Sin pecado concebida, mon frère, seriez-vous malade?

—Je suis un pauvre pécheur que vous connaissez, ma sœur; mon âme est plongée dans l'affliction.

—Qui donc êtes-vous, mon frère? Je crois en effet reconnaître votre voix; mais la nuit est si noire, que je ne puis distinguer les traits de votre visage.

—Et j'espère bien que tu ne les verras pas, dit mentalement Salado, qui ajouta à haute voix, je suis le señor Templado qui tient une locanda dans la calle Plateros.

—Ah! Je vous remets à présent, mon frère.

—Je crois que cela prend, murmura le pulquero.

—Que désirez-vous, mon frère? Hâtez-vous de me l'apprendre, au très saint nom de Notre Seigneur Jésus-Christ, fit-elle en se signant dévotement, mouvement imité par Salado, car l'air est très froid, et il me faut continuer mes oraisons que vous avez interrompues.

¡Válgame Dios, ma sœur! Ma femmes et mes deux enfants sont malades; le révérend père gardien des Franciscains m'a engagé à venir vous demander trois bouteilles de votre eau miraculeuse.

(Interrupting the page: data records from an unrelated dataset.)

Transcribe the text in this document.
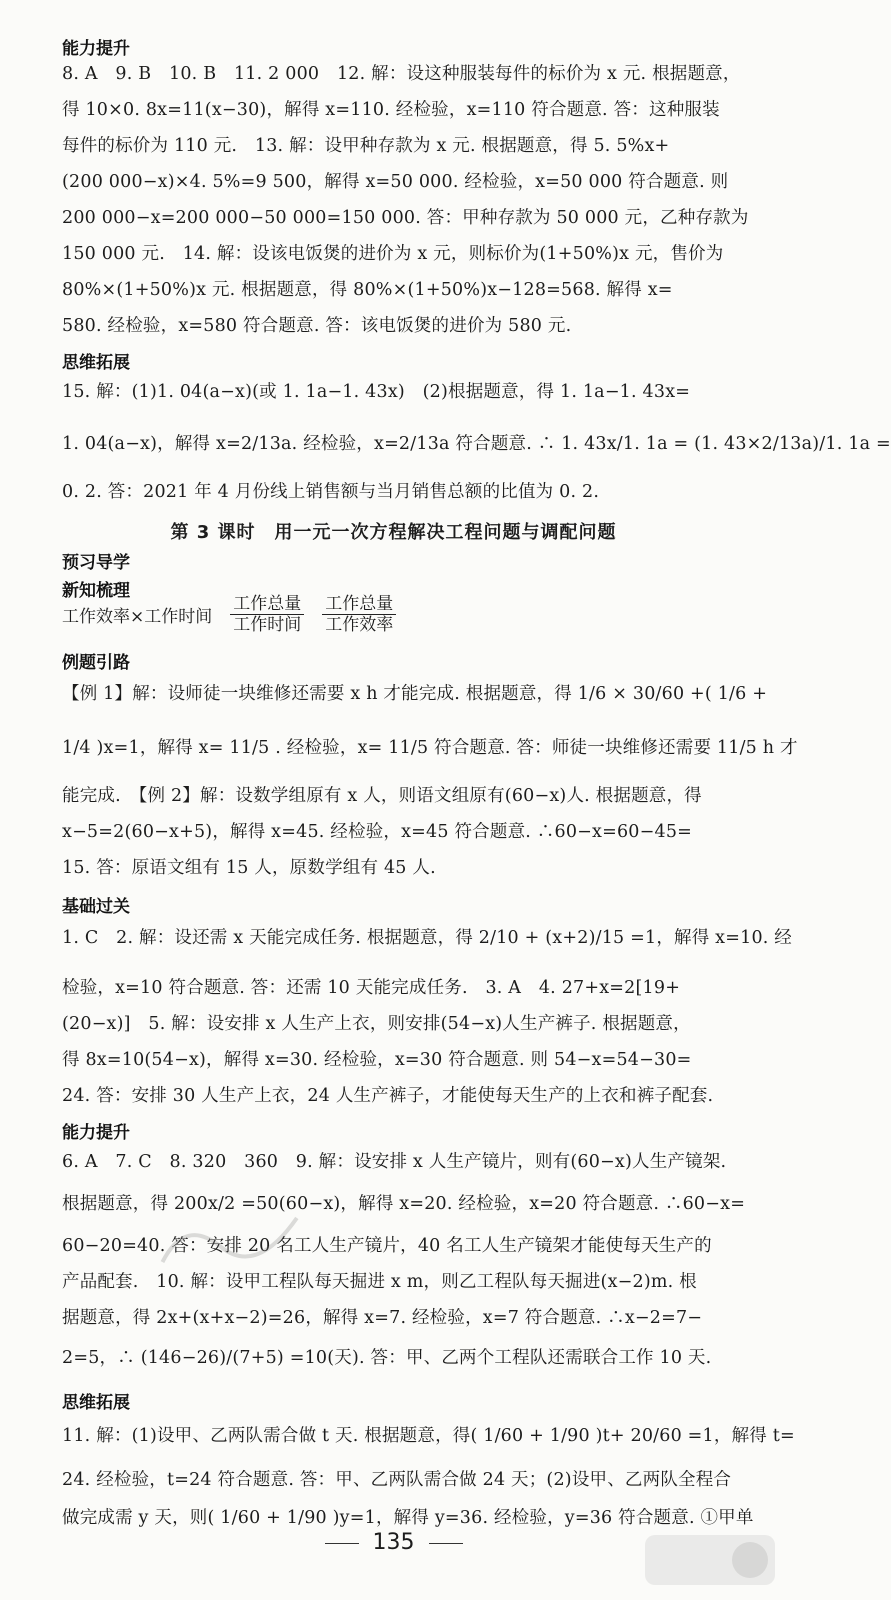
能力提升
8. A　9. B　10. B　11. 2 000　12. 解：设这种服装每件的标价为 x 元. 根据题意，
得 10×0. 8x=11(x−30)，解得 x=110. 经检验，x=110 符合题意. 答：这种服装
每件的标价为 110 元.　13. 解：设甲种存款为 x 元. 根据题意，得 5. 5%x+
(200 000−x)×4. 5%=9 500，解得 x=50 000. 经检验，x=50 000 符合题意. 则
200 000−x=200 000−50 000=150 000. 答：甲种存款为 50 000 元，乙种存款为
150 000 元.　14. 解：设该电饭煲的进价为 x 元，则标价为(1+50%)x 元，售价为
80%×(1+50%)x 元. 根据题意，得 80%×(1+50%)x−128=568. 解得 x=
580. 经检验，x=580 符合题意. 答：该电饭煲的进价为 580 元.
思维拓展
15. 解：(1)1. 04(a−x)(或 1. 1a−1. 43x)　(2)根据题意，得 1. 1a−1. 43x=
1. 04(a−x)，解得 x=2/13a. 经检验，x=2/13a 符合题意. ∴ 1. 43x/1. 1a = (1. 43×2/13a)/1. 1a =
0. 2. 答：2021 年 4 月份线上销售额与当月销售总额的比值为 0. 2.
第 3 课时　用一元一次方程解决工程问题与调配问题
预习导学
新知梳理
工作效率×工作时间 $\frac{\text{工作总量}}{\text{工作时间}} \frac{\text{工作总量}}{\text{工作效率}}$
例题引路
【例 1】解：设师徒一块维修还需要 x h 才能完成. 根据题意，得 1/6 × 30/60 +( 1/6 +
1/4 )x=1，解得 x= 11/5 . 经检验，x= 11/5 符合题意. 答：师徒一块维修还需要 11/5 h 才
能完成.　【例 2】解：设数学组原有 x 人，则语文组原有(60−x)人. 根据题意，得
x−5=2(60−x+5)，解得 x=45. 经检验，x=45 符合题意. ∴60−x=60−45=
15. 答：原语文组有 15 人，原数学组有 45 人.
基础过关
1. C　2. 解：设还需 x 天能完成任务. 根据题意，得 2/10 + (x+2)/15 =1，解得 x=10. 经
检验，x=10 符合题意. 答：还需 10 天能完成任务.　3. A　4. 27+x=2[19+
(20−x)]　5. 解：设安排 x 人生产上衣，则安排(54−x)人生产裤子. 根据题意，
得 8x=10(54−x)，解得 x=30. 经检验，x=30 符合题意. 则 54−x=54−30=
24. 答：安排 30 人生产上衣，24 人生产裤子，才能使每天生产的上衣和裤子配套.
能力提升
6. A　7. C　8. 320　360　9. 解：设安排 x 人生产镜片，则有(60−x)人生产镜架.
根据题意，得 200x/2 =50(60−x)，解得 x=20. 经检验，x=20 符合题意. ∴60−x=
60−20=40. 答：安排 20 名工人生产镜片，40 名工人生产镜架才能使每天生产的
产品配套.　10. 解：设甲工程队每天掘进 x m，则乙工程队每天掘进(x−2)m. 根
据题意，得 2x+(x+x−2)=26，解得 x=7. 经检验，x=7 符合题意. ∴x−2=7−
2=5，∴ (146−26)/(7+5) =10(天). 答：甲、乙两个工程队还需联合工作 10 天.
思维拓展
11. 解：(1)设甲、乙两队需合做 t 天. 根据题意，得( 1/60 + 1/90 )t+ 20/60 =1，解得 t=
24. 经检验，t=24 符合题意. 答：甲、乙两队需合做 24 天；(2)设甲、乙两队全程合
做完成需 y 天，则( 1/60 + 1/90 )y=1，解得 y=36. 经检验，y=36 符合题意. ①甲单
135
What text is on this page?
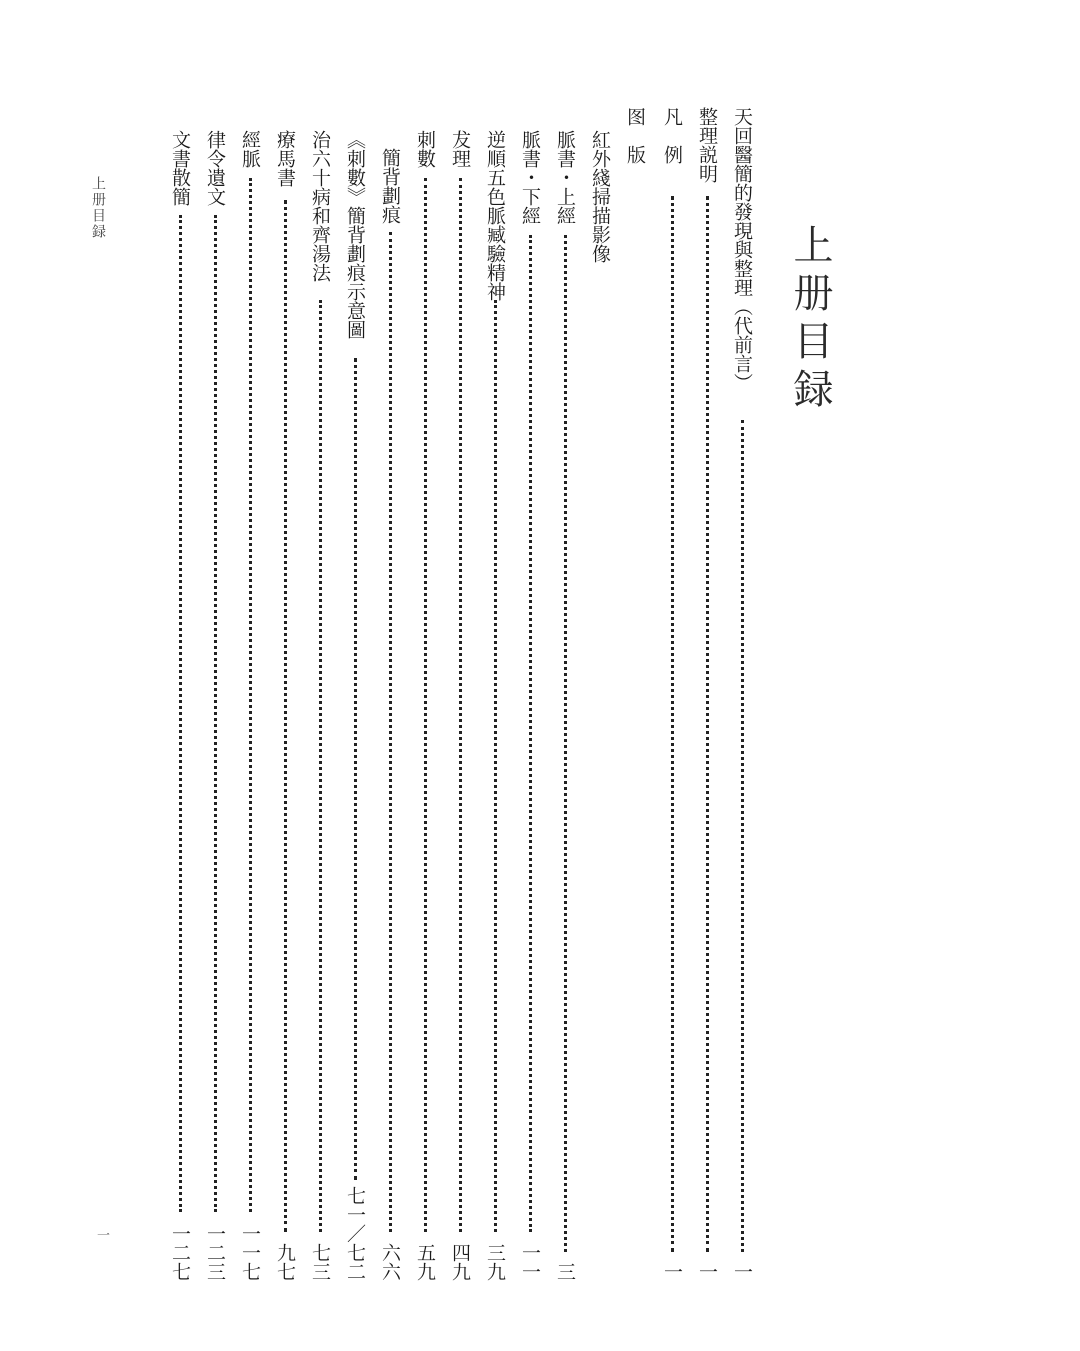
上册目録
上册目録
一
天回醫簡的發現與整理（代前言）
一
整理説明
一
凡　例
一
图　版
紅外綫掃描影像
脈書・上經
三
脈書・下經
一一
逆順五色脈臧驗精神
三九
犮理
四九
刺數
五九
簡背劃痕
六六
《刺數》簡背劃痕示意圖
七一／七二
治六十病和齊湯法
七三
療馬書
九七
經脈
一一七
律令遺文
一二三
文書散簡
一二七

Nous ferons observer en passant que chaque couvent fabrique, au Mexique, une soi-disant eau miraculeuse dont la recette est soigneusement gardée; cette eau guérit, dit-on, toutes les maladies, miracle que nous n'avons jamais pour notre compte été mis à même de constater; il va sans dire que cette panacée universelle se vend très cher et forme le plus clair des revenus de la communauté.